It’s one of those things, which you wonder why it hasn’t been done before. I’d love to have a cat, but living on the 8th floor has it’s downsides, and not having a garden and place suitable for a pet is unfortunately one of the. So what better when to relieve my cravings to squeeze something warm, fluffy and purring than to visit the London Cat Village.
First of all, we had to book. Apparently the venue is so popular, you simply can’t just turn up. When you arrive you are ushered inside with the door open for the least amount of time possible. You immediately find yourself in a small pen, filled with other patron’s shoes. The smell of feet and litter trays hits you straight away. Sushi Samba this is not, the café is primarily there for the creatures darting about with increasing impatient expressions, as people try and snap a selfie with them.
Once you have left your shoes in the pen by the door you are allowed into the café and shown to your seat. There isn’t any music on and everyone is speaking in hushed voices.

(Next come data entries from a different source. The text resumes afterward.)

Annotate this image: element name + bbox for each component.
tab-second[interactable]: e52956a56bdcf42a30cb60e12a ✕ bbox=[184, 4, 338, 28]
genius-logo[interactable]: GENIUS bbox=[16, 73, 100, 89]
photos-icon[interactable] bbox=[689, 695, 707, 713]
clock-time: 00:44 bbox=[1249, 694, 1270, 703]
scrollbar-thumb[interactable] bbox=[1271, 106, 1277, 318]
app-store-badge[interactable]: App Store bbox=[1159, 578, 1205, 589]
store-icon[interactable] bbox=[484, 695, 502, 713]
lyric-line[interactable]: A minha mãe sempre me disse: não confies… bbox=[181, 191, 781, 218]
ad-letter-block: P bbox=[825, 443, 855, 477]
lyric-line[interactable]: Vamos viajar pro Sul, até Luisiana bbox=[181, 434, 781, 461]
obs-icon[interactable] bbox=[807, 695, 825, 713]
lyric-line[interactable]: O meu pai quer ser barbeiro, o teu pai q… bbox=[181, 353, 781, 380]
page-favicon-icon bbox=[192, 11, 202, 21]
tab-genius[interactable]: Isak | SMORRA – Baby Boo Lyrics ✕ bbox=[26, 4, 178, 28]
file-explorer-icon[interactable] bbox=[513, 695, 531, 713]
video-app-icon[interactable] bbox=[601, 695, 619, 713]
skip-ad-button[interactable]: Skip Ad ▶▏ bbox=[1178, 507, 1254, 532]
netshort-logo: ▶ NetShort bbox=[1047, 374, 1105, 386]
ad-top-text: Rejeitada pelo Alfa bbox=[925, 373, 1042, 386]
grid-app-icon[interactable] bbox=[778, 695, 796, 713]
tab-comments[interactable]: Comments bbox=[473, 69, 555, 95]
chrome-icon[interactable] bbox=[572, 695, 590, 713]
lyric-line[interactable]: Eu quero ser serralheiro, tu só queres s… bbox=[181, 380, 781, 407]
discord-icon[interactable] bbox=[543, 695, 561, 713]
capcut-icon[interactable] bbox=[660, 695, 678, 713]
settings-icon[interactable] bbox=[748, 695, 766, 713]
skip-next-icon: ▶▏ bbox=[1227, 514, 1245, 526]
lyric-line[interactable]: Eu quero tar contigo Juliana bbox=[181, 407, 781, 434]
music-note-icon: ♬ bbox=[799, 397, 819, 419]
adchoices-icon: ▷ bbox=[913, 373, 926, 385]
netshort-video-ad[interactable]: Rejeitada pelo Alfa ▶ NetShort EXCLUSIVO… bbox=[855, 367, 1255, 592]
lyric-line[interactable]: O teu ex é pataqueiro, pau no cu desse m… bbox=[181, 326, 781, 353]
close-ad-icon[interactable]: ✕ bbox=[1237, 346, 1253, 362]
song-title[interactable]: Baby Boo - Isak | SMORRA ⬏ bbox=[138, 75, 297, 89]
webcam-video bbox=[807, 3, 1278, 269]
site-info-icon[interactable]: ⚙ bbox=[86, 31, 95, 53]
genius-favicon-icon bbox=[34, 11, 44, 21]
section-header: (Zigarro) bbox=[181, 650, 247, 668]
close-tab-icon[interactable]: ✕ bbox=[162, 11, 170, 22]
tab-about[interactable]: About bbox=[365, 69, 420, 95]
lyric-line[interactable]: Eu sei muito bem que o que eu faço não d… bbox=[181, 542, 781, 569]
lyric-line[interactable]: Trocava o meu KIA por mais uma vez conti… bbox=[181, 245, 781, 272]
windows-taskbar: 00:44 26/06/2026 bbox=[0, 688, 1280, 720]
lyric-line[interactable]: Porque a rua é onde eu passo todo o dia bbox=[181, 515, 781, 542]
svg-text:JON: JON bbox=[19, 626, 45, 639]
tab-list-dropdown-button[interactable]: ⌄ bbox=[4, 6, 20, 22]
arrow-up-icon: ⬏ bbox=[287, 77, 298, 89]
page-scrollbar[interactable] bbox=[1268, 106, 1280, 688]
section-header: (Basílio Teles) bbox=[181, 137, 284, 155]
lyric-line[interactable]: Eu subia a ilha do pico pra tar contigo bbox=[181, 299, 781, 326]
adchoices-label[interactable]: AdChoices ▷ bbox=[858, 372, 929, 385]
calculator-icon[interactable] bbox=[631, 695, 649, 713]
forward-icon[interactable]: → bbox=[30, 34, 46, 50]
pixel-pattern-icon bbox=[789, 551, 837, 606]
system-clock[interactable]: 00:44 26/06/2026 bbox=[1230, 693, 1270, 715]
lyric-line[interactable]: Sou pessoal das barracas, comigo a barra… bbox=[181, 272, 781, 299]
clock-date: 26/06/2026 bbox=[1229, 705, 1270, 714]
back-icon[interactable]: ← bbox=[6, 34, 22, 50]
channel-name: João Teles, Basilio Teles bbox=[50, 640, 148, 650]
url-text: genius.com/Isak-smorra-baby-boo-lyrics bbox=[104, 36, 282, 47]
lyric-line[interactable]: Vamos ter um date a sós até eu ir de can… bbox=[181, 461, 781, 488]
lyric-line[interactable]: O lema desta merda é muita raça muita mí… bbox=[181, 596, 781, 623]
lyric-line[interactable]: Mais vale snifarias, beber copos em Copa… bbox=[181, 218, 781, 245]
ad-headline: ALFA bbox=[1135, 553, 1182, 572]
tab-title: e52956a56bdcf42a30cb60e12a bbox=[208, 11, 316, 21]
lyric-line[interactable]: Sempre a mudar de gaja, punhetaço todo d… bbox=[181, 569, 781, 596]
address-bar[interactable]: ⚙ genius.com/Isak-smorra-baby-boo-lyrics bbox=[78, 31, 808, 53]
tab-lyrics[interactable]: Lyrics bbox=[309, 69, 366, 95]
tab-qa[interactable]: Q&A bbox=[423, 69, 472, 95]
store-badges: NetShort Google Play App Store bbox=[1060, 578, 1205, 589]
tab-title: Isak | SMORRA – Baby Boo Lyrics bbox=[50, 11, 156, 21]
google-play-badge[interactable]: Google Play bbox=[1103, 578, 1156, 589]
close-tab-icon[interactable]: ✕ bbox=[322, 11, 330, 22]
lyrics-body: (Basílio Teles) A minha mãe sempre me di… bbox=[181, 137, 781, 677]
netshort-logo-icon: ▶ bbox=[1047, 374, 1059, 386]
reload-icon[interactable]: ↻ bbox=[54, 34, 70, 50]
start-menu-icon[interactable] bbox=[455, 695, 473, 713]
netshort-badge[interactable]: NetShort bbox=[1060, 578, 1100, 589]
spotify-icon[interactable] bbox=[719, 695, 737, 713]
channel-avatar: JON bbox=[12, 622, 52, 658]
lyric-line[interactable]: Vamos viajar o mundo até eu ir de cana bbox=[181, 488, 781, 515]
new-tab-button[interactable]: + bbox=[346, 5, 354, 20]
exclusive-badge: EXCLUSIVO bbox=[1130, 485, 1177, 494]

You do not go to the Cat Village for the food, you go for the cats. We ordered some cups of tea and some homemade cheese tarts. Both took at least 20mins to arrive. Not that this mattered as I was completely distracted by the cats, there were a lot of cats. Fat ones, thin ones, fluffy ones, lean ones, happy ones, sleepy ones, and even disabled ones! It turned out that all the cats resident in the café (yes they do sleep there) are all rescue cats. Most appear to be pedigree, and no two are the same breed.
The café has a window which opens onto the street which they have covered in netting to stop the cats escaping. A particularly energetic cat keeps trying to jump the pen every time the door opens. Outside the window groups of people, without reservations, gather to look inside, and if they are lucky, can find themselves face-to-face with a particular feline who likes to sit by the window and look out at his admiring public.
If you like cats the London Cat Village is for you. Just don’t expect anything else beyond exactly what it says on the tin.